Chatham docks; one early Winter morning

Several years ago, while still navigating as a professional mariner, I made a couple of seasons on the North Sea, doing a little bit of tramp cabotage here and there. Although I don't miss it so much (nautically speaking), since that particular trade is becoming harder and harder on seafarers, it was always with pleasure that I called the English ports.
England, for the moment, still manages to keep herself as a nation of mariners. And we can see that in every coastal town. Historic vessels are recovered and dry docked for posterity. For the future generations to see. Maritime History is, itself, cherished and preserved. All that heritage is kept alive and present in everybody's hearts. Perhaps, some of the times, with a little bit of excess. Like if they are the maritime nation of the world, instead of just one more. But who can blame them? It's their History. I'm glad that they defend it.
Not so with the country where I'm coming from. We are on the exact opposite of the scale. We don't cherish our maritime traditions at all. We were the first ones departing to the Age of Discoveries. Actually, we invented the all concept. And when the others started to wake up for that new world and vision we, basically, have already discovered pretty much everything.
And then, one day, we turned our backs to the sea. And this country was forever never the same. To this day nothing happened to change that. And while our politicians only remember our maritime heritage on their empty speeches, the only true connection of Portugal to the sea remains within the dominant and elitistic social class that rule our common destiny and their sailing yachts and "wine bottle" regattas.

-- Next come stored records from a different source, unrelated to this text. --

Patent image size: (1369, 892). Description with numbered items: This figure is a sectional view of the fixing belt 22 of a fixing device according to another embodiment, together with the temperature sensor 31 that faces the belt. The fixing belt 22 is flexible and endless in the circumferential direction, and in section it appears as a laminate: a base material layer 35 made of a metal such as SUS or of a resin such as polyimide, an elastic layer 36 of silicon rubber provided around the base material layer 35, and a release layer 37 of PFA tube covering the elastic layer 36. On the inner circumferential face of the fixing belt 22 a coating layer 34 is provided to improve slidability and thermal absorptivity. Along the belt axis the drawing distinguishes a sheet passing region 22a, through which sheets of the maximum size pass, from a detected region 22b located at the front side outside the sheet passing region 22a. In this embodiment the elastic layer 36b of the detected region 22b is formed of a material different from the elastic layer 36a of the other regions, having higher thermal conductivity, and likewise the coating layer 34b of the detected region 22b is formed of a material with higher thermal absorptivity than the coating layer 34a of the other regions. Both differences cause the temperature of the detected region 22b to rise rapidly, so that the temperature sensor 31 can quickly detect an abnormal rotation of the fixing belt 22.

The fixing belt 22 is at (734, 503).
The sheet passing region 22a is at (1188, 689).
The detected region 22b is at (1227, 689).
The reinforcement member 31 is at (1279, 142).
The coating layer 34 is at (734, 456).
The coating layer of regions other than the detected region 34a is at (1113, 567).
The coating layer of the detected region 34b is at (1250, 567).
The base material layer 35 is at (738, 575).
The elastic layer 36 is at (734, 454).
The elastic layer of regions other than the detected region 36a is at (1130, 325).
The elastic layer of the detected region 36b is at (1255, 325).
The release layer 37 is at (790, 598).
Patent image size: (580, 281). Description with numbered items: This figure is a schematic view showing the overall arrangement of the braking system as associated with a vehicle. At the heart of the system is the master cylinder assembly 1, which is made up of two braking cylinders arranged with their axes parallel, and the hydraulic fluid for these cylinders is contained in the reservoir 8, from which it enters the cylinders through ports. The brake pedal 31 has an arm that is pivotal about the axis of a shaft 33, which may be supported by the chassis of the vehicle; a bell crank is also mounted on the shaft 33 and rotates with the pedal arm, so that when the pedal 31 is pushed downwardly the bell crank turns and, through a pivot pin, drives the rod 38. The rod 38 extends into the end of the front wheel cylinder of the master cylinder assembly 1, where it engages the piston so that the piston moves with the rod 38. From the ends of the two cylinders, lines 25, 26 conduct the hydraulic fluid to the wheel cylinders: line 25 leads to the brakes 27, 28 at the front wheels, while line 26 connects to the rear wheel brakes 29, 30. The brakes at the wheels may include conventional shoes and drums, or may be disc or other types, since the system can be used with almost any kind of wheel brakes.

For the rest of us, the plebs, the Portuguese maritime History is basically written words in the school manuals. Fading through time.
Not so for the Brits. For them the sea and all connected with it is a matter of national pride. A nation's design. To be shared among all. But you would have to visit England's coastal cities to truly understand what I mean.
The Chatham docks, near the river Thames estuary, in a very British and melancholic Winter morning. Once a important naval dock, Chatham is now a port facility mainly divided in two areas: a historical one, comprising the former naval docks and buildings and also with several historic vessels to be visited and the commercial docks, where we stayed alongside for a few days, while waiting for clearance to load a bulk cargo in a terminal up the river.
Picture made with Nikon FM3A and Nikkor 28-105 AF-D kit lens.
Fujichrome Velvia ASA 50 scanned in Nikon Coolscan V ED and post-processed in Adobe Photoshop CS3.